TOM BEARDEN: Kanade's work represents just one piece of Pittsburgh's robotic landscape. Dubbed "Roboburgh" by the Wall Street Journal, the Steel City has opened its arms to robotic technologies.
This 14-acre former steel industry site is being rebuilt to provide new commercial space for robotic businesses.
Bill Thomasmeyer heads a nonprofit group for robotic companies in Pittsburgh. We caught up with him at a RoboBusiness convention, where the robots on display can do everything from snake up a pole for exploration to drag people from burning buildings.
BILL THOMASMEYER, Executive Vice President, Technology Collaborative: Behind the tradition in Pittsburgh with the steel industry is this great tradition of complex engineering, being able to manufacture complex things. And when you combine the automated intelligence and the intelligent aspects of research at Carnegie Mellon with that great tradition of complex engineering, you end up with robotic solutions.
DESIGNER: What we have here we call Mine Crawler.
TOM BEARDEN: Carnegie Mellon University's Robotic Institute was established 25 years ago. Matt Mason is the director.
MATT MASON, Carnegie Mellon University: For us, robotics is the idea that machines can be more like living things, that they can have a purpose, that they can have awareness of the world around them, and they can make things happen in the physical world.
DESIGNER: The design on this robot in particular is very solar- and thermal-oriented.

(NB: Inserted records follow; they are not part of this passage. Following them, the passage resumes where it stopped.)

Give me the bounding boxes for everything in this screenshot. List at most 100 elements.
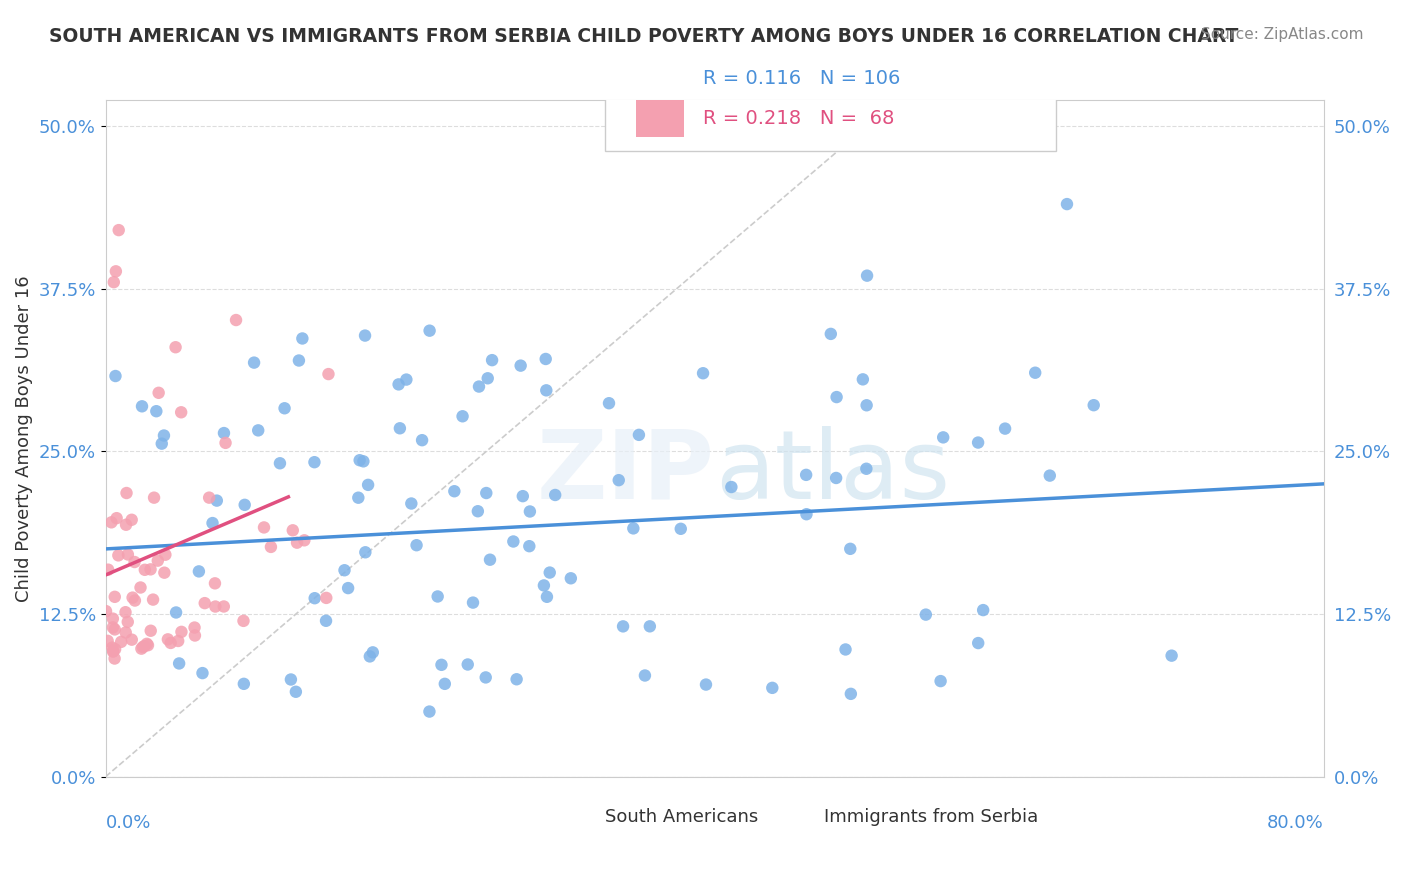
Bar [562, 807, 593, 828]
South Americans [357, 478, 380, 492]
Immigrants from Serbia [121, 632, 143, 647]
South Americans [481, 353, 503, 368]
Immigrants from Serbia [139, 624, 162, 638]
Immigrants from Serbia [232, 614, 254, 628]
South Americans [443, 484, 465, 499]
Immigrants from Serbia [153, 566, 176, 580]
Immigrants from Serbia [318, 367, 340, 381]
Immigrants from Serbia [94, 604, 117, 618]
South Americans [794, 467, 817, 482]
Immigrants from Serbia [253, 520, 276, 534]
South Americans [692, 366, 714, 380]
South Americans [337, 581, 360, 595]
Y-axis label: Child Poverty Among Boys Under 16: Child Poverty Among Boys Under 16 [15, 275, 32, 601]
Immigrants from Serbia [136, 638, 159, 652]
South Americans [354, 545, 377, 559]
Immigrants from Serbia [104, 590, 127, 604]
Immigrants from Serbia [104, 623, 127, 637]
South Americans [1024, 366, 1046, 380]
Immigrants from Serbia [132, 640, 155, 654]
South Americans [612, 619, 634, 633]
Immigrants from Serbia [159, 636, 181, 650]
Text: R = 0.116   N = 106: R = 0.116 N = 106 [703, 69, 900, 87]
Immigrants from Serbia [103, 275, 125, 289]
South Americans [627, 428, 650, 442]
Immigrants from Serbia [105, 511, 128, 525]
Immigrants from Serbia [170, 624, 193, 639]
South Americans [914, 607, 936, 622]
South Americans [1160, 648, 1182, 663]
South Americans [201, 516, 224, 530]
South Americans [929, 674, 952, 689]
Immigrants from Serbia [121, 591, 143, 605]
South Americans [205, 493, 228, 508]
Immigrants from Serbia [115, 517, 138, 532]
South Americans [1056, 197, 1078, 211]
South Americans [291, 331, 314, 345]
South Americans [477, 371, 499, 385]
South Americans [517, 539, 540, 553]
Immigrants from Serbia [165, 340, 187, 354]
Immigrants from Serbia [167, 634, 190, 648]
Immigrants from Serbia [104, 264, 127, 278]
South Americans [131, 399, 153, 413]
Text: 80.0%: 80.0% [1267, 814, 1324, 832]
Immigrants from Serbia [260, 540, 283, 554]
South Americans [720, 480, 742, 494]
Text: Immigrants from Serbia: Immigrants from Serbia [824, 808, 1039, 826]
South Americans [347, 491, 370, 505]
South Americans [536, 590, 558, 604]
South Americans [1039, 468, 1062, 483]
Immigrants from Serbia [135, 637, 157, 651]
South Americans [167, 657, 190, 671]
Immigrants from Serbia [285, 535, 308, 549]
South Americans [349, 453, 371, 467]
South Americans [825, 471, 848, 485]
South Americans [634, 668, 657, 682]
South Americans [839, 541, 862, 556]
South Americans [796, 507, 818, 521]
Immigrants from Serbia [121, 513, 143, 527]
South Americans [419, 324, 441, 338]
Text: SOUTH AMERICAN VS IMMIGRANTS FROM SERBIA CHILD POVERTY AMONG BOYS UNDER 16 CORRE: SOUTH AMERICAN VS IMMIGRANTS FROM SERBIA… [49, 27, 1239, 45]
South Americans [598, 396, 620, 410]
South Americans [533, 578, 555, 592]
South Americans [273, 401, 295, 416]
South Americans [475, 486, 498, 500]
Text: atlas: atlas [714, 425, 950, 518]
South Americans [505, 673, 527, 687]
South Americans [243, 356, 266, 370]
Immigrants from Serbia [115, 486, 138, 500]
Immigrants from Serbia [117, 615, 139, 629]
Immigrants from Serbia [117, 548, 139, 562]
South Americans [280, 673, 302, 687]
Immigrants from Serbia [212, 599, 235, 614]
South Americans [468, 379, 491, 393]
Immigrants from Serbia [101, 612, 124, 626]
South Americans [1083, 398, 1105, 412]
South Americans [761, 681, 783, 695]
South Americans [695, 677, 717, 691]
Immigrants from Serbia [198, 491, 221, 505]
Immigrants from Serbia [100, 516, 122, 530]
South Americans [457, 657, 479, 672]
Immigrants from Serbia [225, 313, 247, 327]
South Americans [607, 473, 630, 487]
Immigrants from Serbia [204, 576, 226, 591]
Immigrants from Serbia [315, 591, 337, 605]
South Americans [247, 423, 270, 437]
Immigrants from Serbia [134, 563, 156, 577]
Immigrants from Serbia [292, 533, 315, 548]
South Americans [304, 455, 326, 469]
Immigrants from Serbia [142, 592, 165, 607]
South Americans [352, 454, 374, 468]
South Americans [418, 705, 440, 719]
Immigrants from Serbia [214, 435, 236, 450]
Immigrants from Serbia [156, 632, 179, 647]
Immigrants from Serbia [170, 405, 193, 419]
South Americans [232, 677, 254, 691]
Immigrants from Serbia [139, 562, 162, 576]
South Americans [855, 398, 877, 412]
South Americans [820, 326, 842, 341]
South Americans [315, 614, 337, 628]
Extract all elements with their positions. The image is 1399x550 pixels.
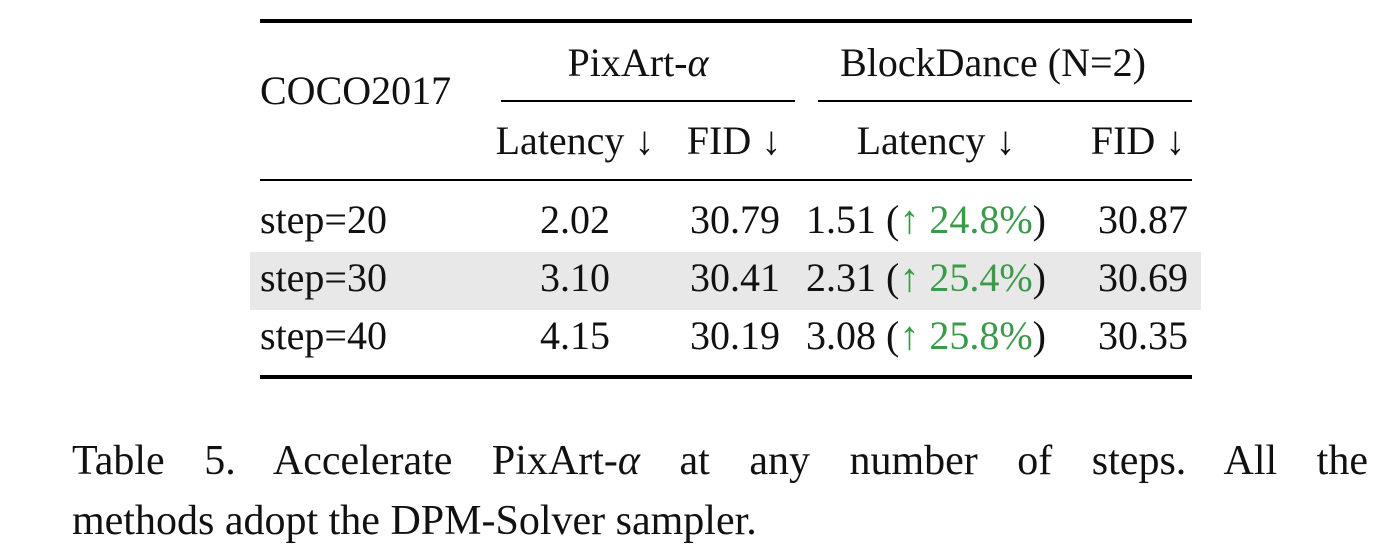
group-header-pixart: PixArt-α [568,40,709,86]
latency-value: 1.51 [806,197,876,242]
speedup-badge: ↑ 24.8% [899,197,1033,242]
cell-pixart-latency: 4.15 [540,313,610,358]
latency-value: 2.31 [806,255,876,300]
cell-blockdance-latency: 2.31 (↑ 25.4%) [806,255,1046,300]
caption-suffix: at any number of steps. All the [639,438,1368,484]
speedup-badge: ↑ 25.4% [899,255,1033,300]
table-bottom-rule [260,375,1192,379]
table-mid-rule [260,179,1192,181]
cell-blockdance-fid: 30.69 [1098,255,1188,300]
cmid-rule-blockdance [818,100,1192,102]
caption-prefix: Table 5. Accelerate PixArt- [72,438,618,484]
cell-pixart-latency: 3.10 [540,255,610,300]
caption-alpha-symbol: α [617,438,640,484]
cmid-rule-pixart [501,100,795,102]
shaded-row-background [250,252,1201,310]
row-step-label: step=20 [260,197,387,242]
cell-blockdance-fid: 30.35 [1098,313,1188,358]
table-caption-line1: Table 5. Accelerate PixArt-α at any numb… [72,432,1368,490]
table-top-rule [260,19,1192,23]
col-header-blockdance-latency: Latency ↓ [856,118,1016,163]
cell-pixart-fid: 30.19 [690,313,780,358]
latency-value: 3.08 [806,313,876,358]
alpha-symbol: α [687,40,709,85]
cell-blockdance-latency: 3.08 (↑ 25.8%) [806,313,1046,358]
col-header-pixart-fid: FID ↓ [686,118,782,163]
cell-pixart-fid: 30.41 [690,255,780,300]
speedup-badge: ↑ 25.8% [899,313,1033,358]
cell-pixart-fid: 30.79 [690,197,780,242]
cell-pixart-latency: 2.02 [540,197,610,242]
col-header-blockdance-fid: FID ↓ [1090,118,1186,163]
group-header-pixart-text: PixArt- [567,40,688,85]
corner-label: COCO2017 [260,68,452,113]
row-step-label: step=40 [260,313,387,358]
group-header-blockdance: BlockDance (N=2) [840,40,1146,85]
row-step-label: step=30 [260,255,387,300]
table-caption-line2: methods adopt the DPM-Solver sampler. [72,498,757,544]
col-header-pixart-latency: Latency ↓ [495,118,655,163]
cell-blockdance-latency: 1.51 (↑ 24.8%) [806,197,1046,242]
cell-blockdance-fid: 30.87 [1098,197,1188,242]
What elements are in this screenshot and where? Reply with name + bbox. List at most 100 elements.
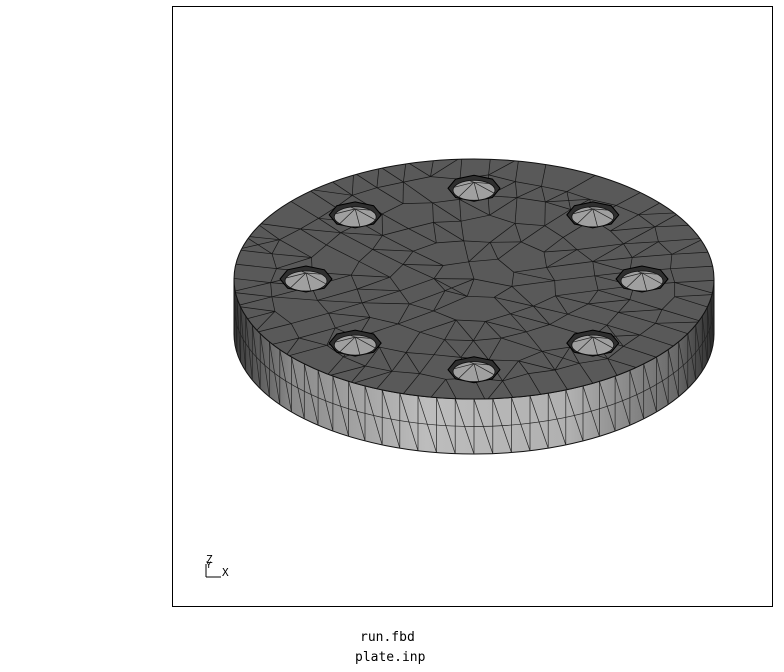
mesh-edge xyxy=(234,306,714,427)
mesh-edge xyxy=(468,261,475,280)
mesh-edge xyxy=(489,197,518,216)
mesh-edge xyxy=(444,339,462,358)
mesh-edge xyxy=(489,214,516,224)
mesh-edge xyxy=(357,276,391,290)
mesh-edge xyxy=(623,334,641,347)
mesh-edge xyxy=(317,299,363,304)
mesh-edge xyxy=(545,198,590,203)
mesh-edge xyxy=(291,312,329,324)
mesh-edge xyxy=(298,337,327,346)
mesh-edge xyxy=(369,317,399,325)
mesh-edge xyxy=(234,249,237,264)
file-plate-inp[interactable]: plate.inp xyxy=(355,650,426,665)
mesh-edge xyxy=(325,356,344,377)
mesh-edge xyxy=(516,197,546,203)
mesh-edge xyxy=(340,232,383,236)
mesh-edge xyxy=(606,324,640,336)
mesh-edge xyxy=(544,225,564,238)
mesh-edge xyxy=(487,195,490,216)
mesh-edge xyxy=(430,159,463,177)
mesh-edge xyxy=(541,185,567,192)
mesh-edge xyxy=(497,241,522,260)
mesh-edge xyxy=(576,243,624,250)
mesh-edge xyxy=(562,237,578,250)
bolt-hole[interactable] xyxy=(447,356,501,384)
mesh-edge xyxy=(236,239,280,251)
mesh-edge xyxy=(432,202,462,222)
mesh-edge xyxy=(515,181,542,187)
mesh-edge xyxy=(271,253,312,258)
mesh-edge xyxy=(623,241,659,245)
mesh-edge xyxy=(399,278,435,292)
mesh-edge xyxy=(618,309,663,313)
bolt-hole[interactable] xyxy=(447,174,501,202)
bolt-hole[interactable] xyxy=(279,265,333,293)
mesh-edge xyxy=(569,346,580,364)
mesh-edge xyxy=(430,159,435,177)
mesh-edge xyxy=(433,222,437,243)
mesh-edge xyxy=(670,268,676,283)
mesh-edge xyxy=(287,199,319,219)
mesh-edge xyxy=(419,373,446,380)
mesh-edge xyxy=(463,240,491,243)
mesh-edge xyxy=(541,186,546,202)
mesh-edge xyxy=(511,280,555,287)
mesh-edge xyxy=(459,199,462,222)
mesh-model[interactable] xyxy=(173,7,773,607)
mesh-edge xyxy=(717,280,719,294)
mesh-edge xyxy=(284,337,300,358)
mesh-edge xyxy=(544,209,571,226)
mesh-edge xyxy=(468,242,491,263)
mesh-edge xyxy=(566,191,571,210)
mesh-edge xyxy=(493,286,513,298)
mesh-edge xyxy=(326,327,336,346)
mesh-edge xyxy=(445,290,468,297)
bolt-hole[interactable] xyxy=(328,329,382,357)
mesh-edge xyxy=(444,319,457,340)
mesh-edge xyxy=(397,310,434,325)
mesh-edge xyxy=(632,253,672,258)
mesh-edge xyxy=(513,271,555,282)
bolt-hole[interactable] xyxy=(566,201,620,229)
mesh-edge xyxy=(654,224,694,228)
mesh-edge xyxy=(466,278,475,297)
mesh-edge xyxy=(433,278,468,297)
mesh-edge xyxy=(473,340,489,361)
mesh-edge xyxy=(430,176,461,180)
mesh-edge xyxy=(349,365,366,385)
mesh-edge xyxy=(405,332,421,353)
mesh-edge xyxy=(502,373,529,382)
mesh-edge xyxy=(358,249,373,262)
mesh-edge xyxy=(361,302,371,318)
mesh-edge xyxy=(300,228,327,246)
mesh-edge xyxy=(459,159,463,180)
mesh-edge xyxy=(419,331,445,341)
mesh-edge xyxy=(607,358,619,379)
mesh-edge xyxy=(433,295,468,312)
bolt-hole[interactable] xyxy=(328,201,382,229)
mesh-edge xyxy=(516,185,542,198)
mesh-edge xyxy=(473,278,512,287)
bolt-hole[interactable] xyxy=(615,265,669,293)
mesh-edge xyxy=(391,352,407,372)
graphics-viewport[interactable]: Z Y X xyxy=(172,6,773,607)
mesh-edge xyxy=(527,373,543,397)
mesh-edge xyxy=(300,217,319,230)
mesh-edge xyxy=(618,299,631,313)
mesh-edge xyxy=(514,223,522,243)
axis-x-label: X xyxy=(222,566,229,579)
mesh-edge xyxy=(598,289,630,300)
mesh-edge xyxy=(399,290,410,305)
mesh-edge xyxy=(554,369,570,392)
mesh-edge xyxy=(290,323,300,339)
mesh-edge xyxy=(638,212,680,216)
file-run-fbd[interactable]: run.fbd xyxy=(360,630,415,645)
mesh-edge xyxy=(234,263,277,269)
mesh-edge xyxy=(467,295,495,298)
mesh-edge xyxy=(389,276,401,292)
mesh-edge xyxy=(511,272,515,287)
mesh-edge xyxy=(544,201,546,226)
bolt-hole[interactable] xyxy=(566,329,620,357)
mesh-edge xyxy=(328,302,363,314)
mesh-edge xyxy=(318,207,336,219)
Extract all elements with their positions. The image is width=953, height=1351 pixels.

TOM BEARDEN: Filled with robots for space exploration, military and civilian use, a robot even greets visitors at the door.
ROBOT: The Robotics Education Lab is in 3206 Newell-Simon Hall. Would you like directions?
Robots, made in Pennsylvania
TOM BEARDEN: It seems like everywhere one looks, Pittsburgh's steel heritage provides the backdrop for robotic research. Here, Carnegie Mellon turned an old LTV steel mill into what they call "Robot City," a place where autonomous vehicles, like the award-winning "Boss," are tested.
MATT MASON: Some day you'll be able to sit in your car and do other things. It will mean that your kids can go to the rehearsal at school without you. It means that elderly will still be able to get around, even when maybe they shouldn't be driving.
It means that you can work during your commute, or read a book, or just admire the scenery, and it means your car, it can go look for a parking spot, it can drop you off.
TOM BEARDEN: And located in a century-old foundry is NREC, the National Robotics Engineering Center, where both civilian and military robotic ventures are being developed.
JOHN BARES, National Robotics Engineering Center: They're watching how the sensors see all the other barrels and whether they would have told the robot to drive around them.
TOM BEARDEN: This robot is designed to travel deep behind enemy lines on reconnaissance missions without direct human control.
JOHN BARES: There's a military need right now, obviously, to reduce the head count, reduce the number of people that we need in all kinds of activities, not just warfighting. And that means now. The need is immediate.
TOM BEARDEN: Already, thousands of simple robots are being used every day in Iraq.
Robotic technology is advancing so rapidly that new devices are likely to touch nearly everyone's life in the near future. And many of them may well bear the tag "Made in Pennsylvania."